The film focuses on Shane (Eddie Spears), a troubled teen living on a reservation in South Dakota. To escape gang members, he agrees to drive his grandfather (August Schellenberg) to an All Nations gathering in New Mexico.
Along the way, the old man tells old stories. At times, the tales entwine with the life of Shane, who is transforming profoundly.
For Barron, this was like making 10 mini-movies. "We needed all the different looks," he says.
One story has the dreamy feel of a watercolor painting. Another has the straight-ahead action of 1,500 stampeding buffalo.
This covered immense range, geographically and emotionally. The film had 135 shooting days in Pine Ridge, Ariz., New Mexico and (mostly) Alberta, Canada. It included 2,500 American Indians, 750 horses and 95 speaking roles.
It was an ambitious plunge for ABC, which then hesitated.
The network scheduled "Dreamkeeper" for the key May ratings period. Then it pulled it, delayed it for seven months, and dumped it into a low viewership spot.

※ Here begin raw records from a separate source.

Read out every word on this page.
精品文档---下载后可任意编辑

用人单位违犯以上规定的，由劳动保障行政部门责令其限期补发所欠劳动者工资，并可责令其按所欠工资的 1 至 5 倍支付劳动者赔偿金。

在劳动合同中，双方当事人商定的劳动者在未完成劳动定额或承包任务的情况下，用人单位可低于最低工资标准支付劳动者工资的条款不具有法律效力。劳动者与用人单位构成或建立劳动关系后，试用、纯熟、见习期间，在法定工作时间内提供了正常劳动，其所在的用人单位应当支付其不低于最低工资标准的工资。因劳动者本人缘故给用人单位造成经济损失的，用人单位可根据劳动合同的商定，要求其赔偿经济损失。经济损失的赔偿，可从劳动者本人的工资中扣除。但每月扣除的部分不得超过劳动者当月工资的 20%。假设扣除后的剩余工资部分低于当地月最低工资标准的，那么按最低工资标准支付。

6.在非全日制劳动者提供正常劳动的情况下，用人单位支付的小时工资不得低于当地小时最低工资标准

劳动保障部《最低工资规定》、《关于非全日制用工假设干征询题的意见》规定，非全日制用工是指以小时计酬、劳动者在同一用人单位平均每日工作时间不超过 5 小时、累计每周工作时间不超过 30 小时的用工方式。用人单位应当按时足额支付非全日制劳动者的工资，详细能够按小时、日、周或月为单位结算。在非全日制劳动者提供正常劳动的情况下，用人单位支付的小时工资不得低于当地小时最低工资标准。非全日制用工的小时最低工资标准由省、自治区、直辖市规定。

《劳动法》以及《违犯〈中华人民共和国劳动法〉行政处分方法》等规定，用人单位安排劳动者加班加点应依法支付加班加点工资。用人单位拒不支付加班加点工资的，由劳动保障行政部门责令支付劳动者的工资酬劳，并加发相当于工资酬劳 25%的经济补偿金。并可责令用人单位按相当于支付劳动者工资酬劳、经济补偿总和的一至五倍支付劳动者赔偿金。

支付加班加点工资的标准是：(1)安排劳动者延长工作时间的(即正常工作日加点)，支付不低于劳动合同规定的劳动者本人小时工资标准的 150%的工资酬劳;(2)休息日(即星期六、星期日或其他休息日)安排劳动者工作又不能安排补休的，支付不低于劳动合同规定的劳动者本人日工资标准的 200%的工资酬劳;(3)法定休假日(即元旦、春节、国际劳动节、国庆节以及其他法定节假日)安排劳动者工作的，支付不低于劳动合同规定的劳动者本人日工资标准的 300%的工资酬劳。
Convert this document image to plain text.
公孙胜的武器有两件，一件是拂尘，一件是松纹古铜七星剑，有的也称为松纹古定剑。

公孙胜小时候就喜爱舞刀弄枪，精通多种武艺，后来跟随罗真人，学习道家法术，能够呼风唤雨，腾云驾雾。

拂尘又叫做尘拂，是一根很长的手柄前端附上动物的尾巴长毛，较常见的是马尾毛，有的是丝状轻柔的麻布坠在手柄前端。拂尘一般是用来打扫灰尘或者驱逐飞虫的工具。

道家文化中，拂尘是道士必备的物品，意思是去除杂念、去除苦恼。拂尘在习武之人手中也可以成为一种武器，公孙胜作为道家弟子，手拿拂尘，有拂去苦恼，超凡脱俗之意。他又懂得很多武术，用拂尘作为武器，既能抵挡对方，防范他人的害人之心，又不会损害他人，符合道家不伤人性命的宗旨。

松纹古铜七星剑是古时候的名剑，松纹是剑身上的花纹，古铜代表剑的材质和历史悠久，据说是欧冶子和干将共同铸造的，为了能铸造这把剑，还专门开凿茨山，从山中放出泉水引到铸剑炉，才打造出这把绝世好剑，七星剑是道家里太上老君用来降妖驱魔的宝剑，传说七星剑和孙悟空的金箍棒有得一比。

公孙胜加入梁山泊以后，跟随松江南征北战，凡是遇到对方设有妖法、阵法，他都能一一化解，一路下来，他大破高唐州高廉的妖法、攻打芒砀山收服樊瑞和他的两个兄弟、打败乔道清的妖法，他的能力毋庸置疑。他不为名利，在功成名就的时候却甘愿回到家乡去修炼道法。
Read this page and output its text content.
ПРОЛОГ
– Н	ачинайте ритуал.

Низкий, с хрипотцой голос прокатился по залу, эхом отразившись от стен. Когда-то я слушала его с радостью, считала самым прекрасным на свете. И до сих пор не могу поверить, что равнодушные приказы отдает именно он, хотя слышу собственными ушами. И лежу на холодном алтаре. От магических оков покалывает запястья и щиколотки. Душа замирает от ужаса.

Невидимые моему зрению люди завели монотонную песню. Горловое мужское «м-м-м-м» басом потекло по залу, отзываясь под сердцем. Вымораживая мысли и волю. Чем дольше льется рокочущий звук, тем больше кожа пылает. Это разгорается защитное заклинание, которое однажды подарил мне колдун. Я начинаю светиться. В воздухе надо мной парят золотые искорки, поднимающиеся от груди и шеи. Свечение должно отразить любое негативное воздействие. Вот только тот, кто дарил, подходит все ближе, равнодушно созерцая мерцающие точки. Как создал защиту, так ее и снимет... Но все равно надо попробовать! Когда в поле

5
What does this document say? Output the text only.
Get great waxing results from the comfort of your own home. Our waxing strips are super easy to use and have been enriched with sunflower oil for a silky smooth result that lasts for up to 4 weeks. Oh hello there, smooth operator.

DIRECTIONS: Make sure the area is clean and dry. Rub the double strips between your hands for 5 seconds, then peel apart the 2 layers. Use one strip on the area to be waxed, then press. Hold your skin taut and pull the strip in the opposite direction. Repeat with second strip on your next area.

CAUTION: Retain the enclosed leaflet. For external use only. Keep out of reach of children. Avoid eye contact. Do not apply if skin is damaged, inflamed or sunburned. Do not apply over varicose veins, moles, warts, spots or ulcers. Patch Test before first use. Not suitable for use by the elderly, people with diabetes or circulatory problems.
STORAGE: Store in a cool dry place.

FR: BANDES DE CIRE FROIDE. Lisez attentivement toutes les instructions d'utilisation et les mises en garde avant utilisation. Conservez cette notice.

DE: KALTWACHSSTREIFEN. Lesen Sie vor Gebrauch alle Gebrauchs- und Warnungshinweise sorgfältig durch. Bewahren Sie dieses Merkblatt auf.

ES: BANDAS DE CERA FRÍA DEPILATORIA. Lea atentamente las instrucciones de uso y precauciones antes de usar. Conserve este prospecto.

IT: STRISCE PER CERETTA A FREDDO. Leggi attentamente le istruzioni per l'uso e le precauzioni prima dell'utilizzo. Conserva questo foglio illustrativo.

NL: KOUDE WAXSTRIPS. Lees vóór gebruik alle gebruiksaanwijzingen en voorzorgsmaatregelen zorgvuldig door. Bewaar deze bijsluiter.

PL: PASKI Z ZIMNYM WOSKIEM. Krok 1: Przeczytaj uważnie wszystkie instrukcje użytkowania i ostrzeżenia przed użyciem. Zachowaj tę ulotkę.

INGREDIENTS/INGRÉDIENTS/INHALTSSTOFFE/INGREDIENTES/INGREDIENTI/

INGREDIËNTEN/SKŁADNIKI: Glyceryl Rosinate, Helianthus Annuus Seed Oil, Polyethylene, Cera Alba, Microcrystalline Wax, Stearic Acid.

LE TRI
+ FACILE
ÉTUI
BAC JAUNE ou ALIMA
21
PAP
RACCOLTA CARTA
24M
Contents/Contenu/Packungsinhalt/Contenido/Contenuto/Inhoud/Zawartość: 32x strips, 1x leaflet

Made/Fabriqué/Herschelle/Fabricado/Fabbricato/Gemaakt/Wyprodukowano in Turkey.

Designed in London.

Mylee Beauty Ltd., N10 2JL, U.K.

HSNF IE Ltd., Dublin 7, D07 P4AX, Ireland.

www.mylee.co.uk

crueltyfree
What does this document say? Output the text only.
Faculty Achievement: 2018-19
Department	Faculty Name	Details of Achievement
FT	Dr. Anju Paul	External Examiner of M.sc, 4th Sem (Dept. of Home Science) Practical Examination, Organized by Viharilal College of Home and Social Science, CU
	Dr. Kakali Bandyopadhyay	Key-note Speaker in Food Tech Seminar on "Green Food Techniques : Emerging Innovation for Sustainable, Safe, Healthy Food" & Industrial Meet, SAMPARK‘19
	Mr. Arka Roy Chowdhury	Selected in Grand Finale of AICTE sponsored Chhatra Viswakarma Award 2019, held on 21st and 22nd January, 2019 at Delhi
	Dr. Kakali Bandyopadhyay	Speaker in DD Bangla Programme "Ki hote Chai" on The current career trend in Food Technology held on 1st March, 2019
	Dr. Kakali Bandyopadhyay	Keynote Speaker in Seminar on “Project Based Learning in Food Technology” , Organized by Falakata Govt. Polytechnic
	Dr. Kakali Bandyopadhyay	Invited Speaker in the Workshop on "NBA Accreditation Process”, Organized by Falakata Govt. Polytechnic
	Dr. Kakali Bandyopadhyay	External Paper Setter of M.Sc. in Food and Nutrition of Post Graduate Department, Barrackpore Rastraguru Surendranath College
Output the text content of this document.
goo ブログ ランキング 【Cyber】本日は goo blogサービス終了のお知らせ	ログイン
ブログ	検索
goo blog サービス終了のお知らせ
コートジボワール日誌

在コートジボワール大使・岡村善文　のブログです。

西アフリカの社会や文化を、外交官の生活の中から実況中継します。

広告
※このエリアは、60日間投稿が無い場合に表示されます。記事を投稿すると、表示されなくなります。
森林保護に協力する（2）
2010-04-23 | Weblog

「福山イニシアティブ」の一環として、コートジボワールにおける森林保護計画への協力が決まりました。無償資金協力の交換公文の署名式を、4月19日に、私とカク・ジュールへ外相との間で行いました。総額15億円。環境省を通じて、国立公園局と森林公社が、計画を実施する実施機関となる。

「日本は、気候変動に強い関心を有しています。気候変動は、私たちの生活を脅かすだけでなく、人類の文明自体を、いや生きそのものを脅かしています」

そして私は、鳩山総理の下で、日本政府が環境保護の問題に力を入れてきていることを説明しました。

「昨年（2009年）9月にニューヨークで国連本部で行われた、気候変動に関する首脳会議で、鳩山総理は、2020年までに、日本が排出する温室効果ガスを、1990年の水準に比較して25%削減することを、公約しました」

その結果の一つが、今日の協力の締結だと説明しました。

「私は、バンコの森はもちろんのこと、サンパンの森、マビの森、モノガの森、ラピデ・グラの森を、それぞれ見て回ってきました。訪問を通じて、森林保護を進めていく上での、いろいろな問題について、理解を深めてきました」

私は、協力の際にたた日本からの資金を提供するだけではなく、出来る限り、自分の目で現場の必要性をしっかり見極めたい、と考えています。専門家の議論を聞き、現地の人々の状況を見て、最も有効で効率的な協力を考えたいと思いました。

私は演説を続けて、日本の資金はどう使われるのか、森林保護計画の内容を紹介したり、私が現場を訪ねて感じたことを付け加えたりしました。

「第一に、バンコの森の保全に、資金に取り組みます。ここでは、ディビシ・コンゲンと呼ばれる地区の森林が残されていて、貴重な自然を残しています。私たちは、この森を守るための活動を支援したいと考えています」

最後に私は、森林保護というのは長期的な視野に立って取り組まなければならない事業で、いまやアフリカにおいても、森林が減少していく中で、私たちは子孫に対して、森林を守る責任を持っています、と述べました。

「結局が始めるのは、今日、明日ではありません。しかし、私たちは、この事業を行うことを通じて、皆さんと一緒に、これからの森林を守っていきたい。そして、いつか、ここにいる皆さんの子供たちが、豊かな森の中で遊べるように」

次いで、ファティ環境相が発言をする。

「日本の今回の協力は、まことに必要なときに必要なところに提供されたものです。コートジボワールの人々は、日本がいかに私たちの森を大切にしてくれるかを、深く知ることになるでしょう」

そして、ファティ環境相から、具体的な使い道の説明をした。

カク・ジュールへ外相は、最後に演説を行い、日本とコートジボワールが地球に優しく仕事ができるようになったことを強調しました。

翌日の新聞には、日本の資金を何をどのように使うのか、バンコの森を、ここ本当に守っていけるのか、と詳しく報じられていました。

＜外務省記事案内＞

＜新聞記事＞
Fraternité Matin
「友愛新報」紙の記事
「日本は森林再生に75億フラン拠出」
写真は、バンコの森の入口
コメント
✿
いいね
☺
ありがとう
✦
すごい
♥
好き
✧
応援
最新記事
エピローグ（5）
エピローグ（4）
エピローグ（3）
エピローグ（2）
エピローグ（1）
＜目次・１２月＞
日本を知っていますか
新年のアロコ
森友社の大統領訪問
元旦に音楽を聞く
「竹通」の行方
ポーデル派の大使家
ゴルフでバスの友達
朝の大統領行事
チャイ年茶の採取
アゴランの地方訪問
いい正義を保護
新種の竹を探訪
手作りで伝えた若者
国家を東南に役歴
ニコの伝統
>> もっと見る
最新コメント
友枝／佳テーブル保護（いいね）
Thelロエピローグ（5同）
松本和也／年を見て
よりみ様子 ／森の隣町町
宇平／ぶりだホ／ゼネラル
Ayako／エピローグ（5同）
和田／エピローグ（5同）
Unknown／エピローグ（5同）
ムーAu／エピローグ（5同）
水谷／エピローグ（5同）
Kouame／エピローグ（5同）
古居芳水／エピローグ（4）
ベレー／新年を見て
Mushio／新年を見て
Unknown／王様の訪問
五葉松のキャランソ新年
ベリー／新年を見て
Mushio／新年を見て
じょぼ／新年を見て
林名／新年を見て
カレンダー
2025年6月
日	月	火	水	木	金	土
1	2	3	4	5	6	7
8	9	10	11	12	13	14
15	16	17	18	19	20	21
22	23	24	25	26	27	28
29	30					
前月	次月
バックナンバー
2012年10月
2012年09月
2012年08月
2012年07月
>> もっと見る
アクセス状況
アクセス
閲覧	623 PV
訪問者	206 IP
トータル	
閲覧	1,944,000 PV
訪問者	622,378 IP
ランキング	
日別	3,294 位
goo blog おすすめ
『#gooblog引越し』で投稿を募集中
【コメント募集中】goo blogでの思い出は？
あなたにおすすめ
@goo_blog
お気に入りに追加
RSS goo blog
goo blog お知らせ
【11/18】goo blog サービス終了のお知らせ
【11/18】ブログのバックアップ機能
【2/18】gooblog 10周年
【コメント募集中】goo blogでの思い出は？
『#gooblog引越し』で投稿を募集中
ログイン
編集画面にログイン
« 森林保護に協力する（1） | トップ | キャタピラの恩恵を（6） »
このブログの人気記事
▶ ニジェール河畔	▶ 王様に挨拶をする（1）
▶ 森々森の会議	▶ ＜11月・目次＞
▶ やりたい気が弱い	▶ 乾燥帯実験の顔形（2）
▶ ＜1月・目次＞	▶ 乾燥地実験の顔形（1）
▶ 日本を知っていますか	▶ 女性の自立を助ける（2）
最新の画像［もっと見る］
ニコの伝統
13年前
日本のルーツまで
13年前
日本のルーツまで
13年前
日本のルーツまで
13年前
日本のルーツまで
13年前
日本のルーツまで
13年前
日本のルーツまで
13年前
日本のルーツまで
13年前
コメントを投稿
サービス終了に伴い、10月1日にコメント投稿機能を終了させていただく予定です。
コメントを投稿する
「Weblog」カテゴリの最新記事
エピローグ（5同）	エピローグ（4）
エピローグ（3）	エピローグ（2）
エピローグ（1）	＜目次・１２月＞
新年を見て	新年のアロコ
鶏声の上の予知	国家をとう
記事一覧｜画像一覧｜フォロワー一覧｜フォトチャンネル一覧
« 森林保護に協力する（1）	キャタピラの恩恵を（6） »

In some ways, ABC's hesitance is logical. Like any short-story collection, "Dreamkeeper" is slow to engage the viewer.
Eventually, however, it brings a rich visual and emotional blend.
"People who are outside native cultures ... will see the beauty of it," says Spears, a Lakota Sioux who grew up in South Dakota.
Schellenberg, whose roots are Mohawk and Swiss, agreed. It shows "the beauty of the people, the humanness of the people," he says.
Studi who plays warrior woman Talks a Lot is a classic example of someone balancing two cultures.
These days she's in the great tide of attractive young actresses in Los Angeles. She'll appear in the upcoming film "Edge Of America."
She scurries to auditions while juggling jobs as a waitress and a personal assistant.
Friends are fascinated when they learn she's of Cherokee descent and from small-town Oklahoma. "Then I'm expected to be an expert on all things Indian," she says.
She's a semi-expert, at least, with a one-woman stage show ("Kick") about American Indian culture. That reflects her girlhood in Liberty, Okla.
"My father was very traditional and my mother is German-Irish, so I had the experience of having both worlds," Studi says.
Each Columbus Day, her dad pulled her from school and told her stories.
"He really kept the culture alive in my family," Studi says.
The other powerful influence was performing. Studi was 3 when she played a Munchkin in a stage production of "The Wizard of Oz." She became a community-theater regular in nearby Fort Smith, Ark.
Then the 1992 film "The Last of the Mohicans" came to the local movie theater. Her father's cousin, Wes Studi, had a key role. "I thought, 'If Uncle Wes can do it, I can do it, too.' "
Wes Studi surprised her with an encouraging phone call. After high school, Delanna made the huge cultural leap to Los Angeles.
"In a small town I was always the weird one with the strange ideas," she says. "In Los Angeles, I'm not weird at all."